Let P = TensorInnerProduct(g, T, S).  Let g = g_{ij} dx^i &t dx^j and let h = h_{ij} D_x^i &t D_x^j be the inverse contravariant metric.  If  T = t^i*D_x^i and S = s^i*D_x^i are vectors, then P = g_{ij}*t^i*s^j.  If T = t_i*dx^i and S = s_i*dx^i are 1-forms, then P = h^{ij} t_i*s_j.  If T= t_{ij}*dx^i &w dx^j and S= s_{ij}*dx^i &w dx^j are 2-forms, then P = h^{ik}*h^{jl}*t_{ij}*s_{kl}.  If T = t^i_{jk}*D_x^i &t dx^j &t dx^k and S = s^i_{jk}*D_x^i &t dx^j &t dx^k are type [1, 2] tensors, then P = g_{ia}h^{jb}*h^{kc}*t_^i{jk}*s^a{bc} and so on.

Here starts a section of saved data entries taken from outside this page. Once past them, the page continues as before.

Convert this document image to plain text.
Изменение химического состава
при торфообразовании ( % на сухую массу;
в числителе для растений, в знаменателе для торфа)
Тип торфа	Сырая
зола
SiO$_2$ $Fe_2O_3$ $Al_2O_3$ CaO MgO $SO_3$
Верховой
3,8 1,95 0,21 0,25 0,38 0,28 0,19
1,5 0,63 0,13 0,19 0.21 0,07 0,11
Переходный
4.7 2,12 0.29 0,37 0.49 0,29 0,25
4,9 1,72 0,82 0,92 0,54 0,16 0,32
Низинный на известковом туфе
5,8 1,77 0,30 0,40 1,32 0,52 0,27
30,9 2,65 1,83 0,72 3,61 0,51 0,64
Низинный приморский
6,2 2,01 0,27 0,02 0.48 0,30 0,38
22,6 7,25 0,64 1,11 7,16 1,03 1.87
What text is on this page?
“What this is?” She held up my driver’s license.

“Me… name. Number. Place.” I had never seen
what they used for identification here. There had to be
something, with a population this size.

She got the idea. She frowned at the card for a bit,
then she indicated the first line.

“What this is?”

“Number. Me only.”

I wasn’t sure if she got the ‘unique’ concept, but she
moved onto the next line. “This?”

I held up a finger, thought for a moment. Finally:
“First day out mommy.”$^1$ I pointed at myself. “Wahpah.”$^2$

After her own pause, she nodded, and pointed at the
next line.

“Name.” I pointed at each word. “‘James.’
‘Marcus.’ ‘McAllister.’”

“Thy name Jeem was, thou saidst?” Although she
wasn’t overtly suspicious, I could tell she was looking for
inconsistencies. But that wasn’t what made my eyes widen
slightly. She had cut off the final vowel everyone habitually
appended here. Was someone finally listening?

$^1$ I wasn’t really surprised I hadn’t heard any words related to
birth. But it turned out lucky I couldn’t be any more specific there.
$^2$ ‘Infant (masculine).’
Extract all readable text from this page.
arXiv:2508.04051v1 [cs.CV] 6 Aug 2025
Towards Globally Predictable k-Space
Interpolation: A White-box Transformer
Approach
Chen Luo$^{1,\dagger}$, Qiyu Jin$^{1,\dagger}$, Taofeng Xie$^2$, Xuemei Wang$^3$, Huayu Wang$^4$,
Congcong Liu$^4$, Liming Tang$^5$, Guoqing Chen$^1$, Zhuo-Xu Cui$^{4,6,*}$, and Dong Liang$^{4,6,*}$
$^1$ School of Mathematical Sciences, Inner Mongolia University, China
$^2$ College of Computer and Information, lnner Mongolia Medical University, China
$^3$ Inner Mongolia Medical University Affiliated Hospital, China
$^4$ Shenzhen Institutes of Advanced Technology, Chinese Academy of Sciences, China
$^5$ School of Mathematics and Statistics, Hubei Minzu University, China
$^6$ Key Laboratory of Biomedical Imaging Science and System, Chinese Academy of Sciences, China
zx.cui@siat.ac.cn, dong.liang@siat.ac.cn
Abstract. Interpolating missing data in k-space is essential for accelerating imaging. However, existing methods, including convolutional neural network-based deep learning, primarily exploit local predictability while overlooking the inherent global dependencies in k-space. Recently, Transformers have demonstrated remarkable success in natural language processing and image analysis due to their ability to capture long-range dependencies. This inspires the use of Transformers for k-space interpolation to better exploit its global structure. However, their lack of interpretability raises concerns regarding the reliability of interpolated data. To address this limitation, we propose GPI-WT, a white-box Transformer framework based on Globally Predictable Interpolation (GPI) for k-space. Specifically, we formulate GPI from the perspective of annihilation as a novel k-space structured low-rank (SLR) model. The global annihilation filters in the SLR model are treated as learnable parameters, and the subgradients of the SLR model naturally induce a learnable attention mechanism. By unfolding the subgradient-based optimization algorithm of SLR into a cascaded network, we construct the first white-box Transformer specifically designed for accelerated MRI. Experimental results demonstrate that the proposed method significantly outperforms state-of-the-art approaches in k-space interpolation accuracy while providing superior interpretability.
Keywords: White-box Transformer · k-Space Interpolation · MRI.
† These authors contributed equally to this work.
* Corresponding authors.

This command is part of the DifferentialGeometry:-Tensor package, and so can be used in the form TensorInnerProduct(...) only after executing the command with(DifferentialGeometry) and with(Tensor) in that order.  It can always be used in the long form DifferentialGeometry:-Tensor:-TensorInnerProduct.